Fishless Cycle, Nitrite problem

Betta Splendid 1

Member
This is my first fish less cycle and it's been about 3 weeks and for the past 2 weeks nitrites are so high they are unreadable ammonia is fine but I think I am overwhelming my bacteria now what do I do.
 

Dom90

Member
Did you use a bacteria product like TSS?


 
  • Thread Starter

Betta Splendid 1

Member
No I did not
 

Gekco

Member
You could add a bottle of TSS, that might help finish your cycle.


 

Dom90

Member
Do you have a bottle of Prime or similar water conditioner? If you use TSS, you'll have to wait 24 hours for the effects to wear off before using. From my understanding on Seachem website, you can use Seachem Stability 30 minutes after using Prime.


 
  • Thread Starter

Betta Splendid 1

Member

Dom90

Member
It dechlorinates your tap water. Chlorine in tap water kills bacteria, including the bacteria you are trying to grow. Bottle of Stability is pretty cheap, $10 at most.


 
  • Thread Starter

Betta Splendid 1

Member
I have already Dechlorinated the water prior to cycle, the bacteria for breaking down ammonia is fine it's just the nitrite problem but I might just buy some seachem stability but I have a question. Isn't seachem stability used when your starting a cycle and not in the middle of one?
 

Gekco

Member
You can still use it to add to the BB, it never hurts to add BB to a tank even when it's cycled.


 

Dom90

Member
Yes but it can help expedite the bacteria catch up if you are going through a minI cycle.


 

Bluestreakfl

Member
I think the original issue is getting kinda sidetracked. With sky high nitrites, that's what's slowing down your cycle. You can add bottled bacteria, but if your nitrites are that high, it may be a waste. Do large back to back water changes until you have readable nitrites. This is the easiest way to rectify huge nitrite spikes. You want to keep your nitrite at or below 2.0 ppm. Also as long as you know your tap doesn't have nitrates, you can test for them to get an idea whether or not nitrites are being converted.

By getting your nitrites into a readable range, it will help the bacteria work more effectively. It may take several very large water changes, but its the most effective way to get over this phase.
 
  • Thread Starter

Betta Splendid 1

Member
@ but wouldn't all those water changes kill most of my bacteria.
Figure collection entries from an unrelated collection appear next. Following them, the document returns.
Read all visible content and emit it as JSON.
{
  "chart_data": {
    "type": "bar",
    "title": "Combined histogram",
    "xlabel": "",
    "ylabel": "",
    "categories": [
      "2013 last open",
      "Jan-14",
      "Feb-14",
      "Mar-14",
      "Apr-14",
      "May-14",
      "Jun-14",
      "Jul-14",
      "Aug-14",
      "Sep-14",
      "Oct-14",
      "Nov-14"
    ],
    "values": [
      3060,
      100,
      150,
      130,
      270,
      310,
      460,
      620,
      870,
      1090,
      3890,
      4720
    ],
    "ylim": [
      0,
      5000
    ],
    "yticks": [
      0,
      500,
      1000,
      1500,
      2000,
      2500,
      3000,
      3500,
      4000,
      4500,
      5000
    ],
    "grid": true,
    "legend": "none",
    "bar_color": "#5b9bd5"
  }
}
And my tap water naturally has 5ppm of nitrates.
 

Bluestreakfl

Member
Bacteria lives on surfaces, not in the water column. Mainly in the filter, and some in the substrate as well. Water changes won't harm your bacteria at all. Just make sure you use a dechlorinator anytime you add new water into the tank.
 
  • Thread Starter

Betta Splendid 1

Member
I know they do not live in the water column and mainly in the filter but during draining the tank wouldn't some surfaces would not be surrounded ny water killing the bacteria and the filter would be off in this big of a water change
 

Bluestreakfl

Member
About 95% of your bacteria is in the filter. I generally leave my filters on for smaller water changes. For larger ones, I put my media into a small container with tank water while changing. Also if you're using TSS and need to do a water change, treat the new water and then let it sit for at least 24 but preferably 48 hours before using it for a water change so that the binding effect of the prime wears off.


 
  • Thread Starter

Betta Splendid 1

Member
How large of water changes do I need to do each time. When you talked about back to back water changes to lower nitrite
 
  • Thread Starter

Betta Splendid 1

Member
Should I do 70% water changes until nitrite is readable than use seachem stability and go as a normal fishless cycle. That is what I think I should do but what do you think.
 

Dom90

Member
Yes you can try it. Once you have nitrites under control, I would only dose 1 ppm of ammonia daily, to let the second set of bacteria to catch up.


 
  • Thread Starter

Betta Splendid 1

Member

Dom90

Member
Right, only way I would do a fishless cycle. Forget calculating how much fish food or guessing how many raw shrimp, they're both inaccurate methods that cause a big headache.


 
  • Thread Starter

Betta Splendid 1

Member
And thanks for all the support all of the people in this this thread have given I think this really helped thanks Everey bodyx
 

Bluestreakfl

Member
Glad to help, anytime! Regarding how large of water changes, the larger you can do the better. For example say your Nitrites are at 5.0ppm, a 50% change will bring them to 2.5, another 50% change would bring them to 1.25. An 80% change on the other hand would bring them to 1.0 in a single water change. I agree with Dom90 on going easy on your ammonia dosing, it will get your Nitrite bacteria a chance to catch up to speed.